Create a Github Repo From the Command Line

Ole Ersoy
2 min readMar 22, 2024
Image by Virvoreanu Laurentiu from Pixabay

Scenario

We want to create GitHub repo via the terminal.

Approach

Make sure you have github SSH keys setup so that you can authenticate and push without having to enter credentials.

When you run gh auth login it will ask to use your SSH keys.

Install the Github CLI.

On MacOS you can use brew.

brew install gh

First you need to run gh auth login to setup authentication.

After that is done perform the following steps on your commandline.

mkdir ghrepo && cd ghrepo && git init -b main
gh repo create ghrepo --public

You should get the following confirmation message like this one.

✓ Created repository fireflysemantics/ghrepo on GitHub
https://github.com/fireflysemantics/ghrepo

At this point you have a repository that looks just like the minimal vanilla one you would create on Github.com with the user interface.

If you visit the page you’ll see it has instructions like these for setting up the rest of the repository.

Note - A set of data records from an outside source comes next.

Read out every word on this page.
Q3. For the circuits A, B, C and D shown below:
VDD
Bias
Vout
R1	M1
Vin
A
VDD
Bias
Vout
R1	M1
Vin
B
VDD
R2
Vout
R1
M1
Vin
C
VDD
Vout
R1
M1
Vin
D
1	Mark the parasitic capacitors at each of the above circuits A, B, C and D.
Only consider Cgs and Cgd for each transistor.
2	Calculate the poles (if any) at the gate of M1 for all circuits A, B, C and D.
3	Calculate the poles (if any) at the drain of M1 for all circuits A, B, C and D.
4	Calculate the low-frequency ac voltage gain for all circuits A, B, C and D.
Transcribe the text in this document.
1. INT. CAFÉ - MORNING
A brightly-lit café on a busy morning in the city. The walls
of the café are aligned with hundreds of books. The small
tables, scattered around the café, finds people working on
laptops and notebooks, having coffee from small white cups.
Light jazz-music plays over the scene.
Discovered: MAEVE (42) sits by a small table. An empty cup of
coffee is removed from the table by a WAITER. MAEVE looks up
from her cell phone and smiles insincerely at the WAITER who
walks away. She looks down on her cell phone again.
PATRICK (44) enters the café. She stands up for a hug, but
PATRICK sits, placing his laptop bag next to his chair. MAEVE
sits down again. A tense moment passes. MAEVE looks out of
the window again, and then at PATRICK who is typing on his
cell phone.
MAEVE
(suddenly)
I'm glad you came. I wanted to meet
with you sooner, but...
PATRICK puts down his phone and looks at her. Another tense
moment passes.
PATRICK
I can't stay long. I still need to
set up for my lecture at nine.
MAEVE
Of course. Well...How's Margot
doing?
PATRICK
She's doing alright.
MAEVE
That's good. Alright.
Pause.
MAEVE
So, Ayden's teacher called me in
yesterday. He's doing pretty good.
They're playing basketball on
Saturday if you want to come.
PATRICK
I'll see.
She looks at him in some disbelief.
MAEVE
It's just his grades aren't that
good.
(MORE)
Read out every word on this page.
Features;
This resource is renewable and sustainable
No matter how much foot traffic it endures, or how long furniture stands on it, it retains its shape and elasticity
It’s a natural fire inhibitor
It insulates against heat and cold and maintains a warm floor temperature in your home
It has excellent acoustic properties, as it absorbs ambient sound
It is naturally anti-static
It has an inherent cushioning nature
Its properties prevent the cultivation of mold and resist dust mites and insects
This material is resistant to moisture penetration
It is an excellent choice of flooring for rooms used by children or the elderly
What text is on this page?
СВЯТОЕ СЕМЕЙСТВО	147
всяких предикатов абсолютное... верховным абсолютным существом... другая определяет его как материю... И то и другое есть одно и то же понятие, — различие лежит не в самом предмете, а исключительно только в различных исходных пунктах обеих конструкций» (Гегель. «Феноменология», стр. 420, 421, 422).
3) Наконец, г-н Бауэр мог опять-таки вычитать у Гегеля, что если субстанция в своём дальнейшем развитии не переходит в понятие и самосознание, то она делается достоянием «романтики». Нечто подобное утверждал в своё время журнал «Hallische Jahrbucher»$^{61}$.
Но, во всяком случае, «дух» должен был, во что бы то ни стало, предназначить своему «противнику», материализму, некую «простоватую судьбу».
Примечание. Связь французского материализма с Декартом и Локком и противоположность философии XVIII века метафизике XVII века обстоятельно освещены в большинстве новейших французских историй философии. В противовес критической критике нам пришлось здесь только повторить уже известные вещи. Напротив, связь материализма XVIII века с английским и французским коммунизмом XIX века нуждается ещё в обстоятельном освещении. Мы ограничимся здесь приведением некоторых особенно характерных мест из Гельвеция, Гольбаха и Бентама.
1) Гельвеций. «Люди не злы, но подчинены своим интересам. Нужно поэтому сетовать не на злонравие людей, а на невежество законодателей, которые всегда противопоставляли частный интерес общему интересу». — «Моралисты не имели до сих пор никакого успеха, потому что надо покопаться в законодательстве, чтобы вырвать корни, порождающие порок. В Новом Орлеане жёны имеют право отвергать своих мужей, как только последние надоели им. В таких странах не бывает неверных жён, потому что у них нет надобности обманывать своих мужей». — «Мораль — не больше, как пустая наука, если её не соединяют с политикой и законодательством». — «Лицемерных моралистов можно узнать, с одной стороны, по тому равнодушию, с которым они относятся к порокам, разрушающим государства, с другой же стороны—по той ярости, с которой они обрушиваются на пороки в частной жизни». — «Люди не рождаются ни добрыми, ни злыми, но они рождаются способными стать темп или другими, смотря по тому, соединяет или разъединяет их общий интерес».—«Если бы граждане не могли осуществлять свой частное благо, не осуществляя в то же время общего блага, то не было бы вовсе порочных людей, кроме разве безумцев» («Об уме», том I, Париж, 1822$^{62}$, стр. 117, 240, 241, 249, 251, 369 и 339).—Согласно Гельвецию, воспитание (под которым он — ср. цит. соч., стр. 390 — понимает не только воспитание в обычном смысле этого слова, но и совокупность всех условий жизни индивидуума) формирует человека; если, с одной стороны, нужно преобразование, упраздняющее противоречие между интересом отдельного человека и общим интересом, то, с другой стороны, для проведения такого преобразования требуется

The below would add a

echo "# ghrepo" >> README.md
git init
git add README.md
git commit -m "first commit"
git branch -M main
git remote add origin git@github.com:fireflysemantics/ghrepo.git
git push -u origin main

So for example to add the README.md do this.

echo "# ghrepo" >> README.md
git add README.md && git commit -m "chore: add README.md"
git remote add origin git@github.com:fireflysemantics/ghrepo.git
git push -u origin main

If you refresh the repo URL in your browser you’ll see that it has the README.md file.

Since we are done with the repo we can now delete it.

gh repo delete ghrepo
Type fireflysemantics/ghrepo to confirm deletion: fireflysemantics/ghrepo

Note that it asks for confirmation.

If we now refresh the github page the we get a 404 page.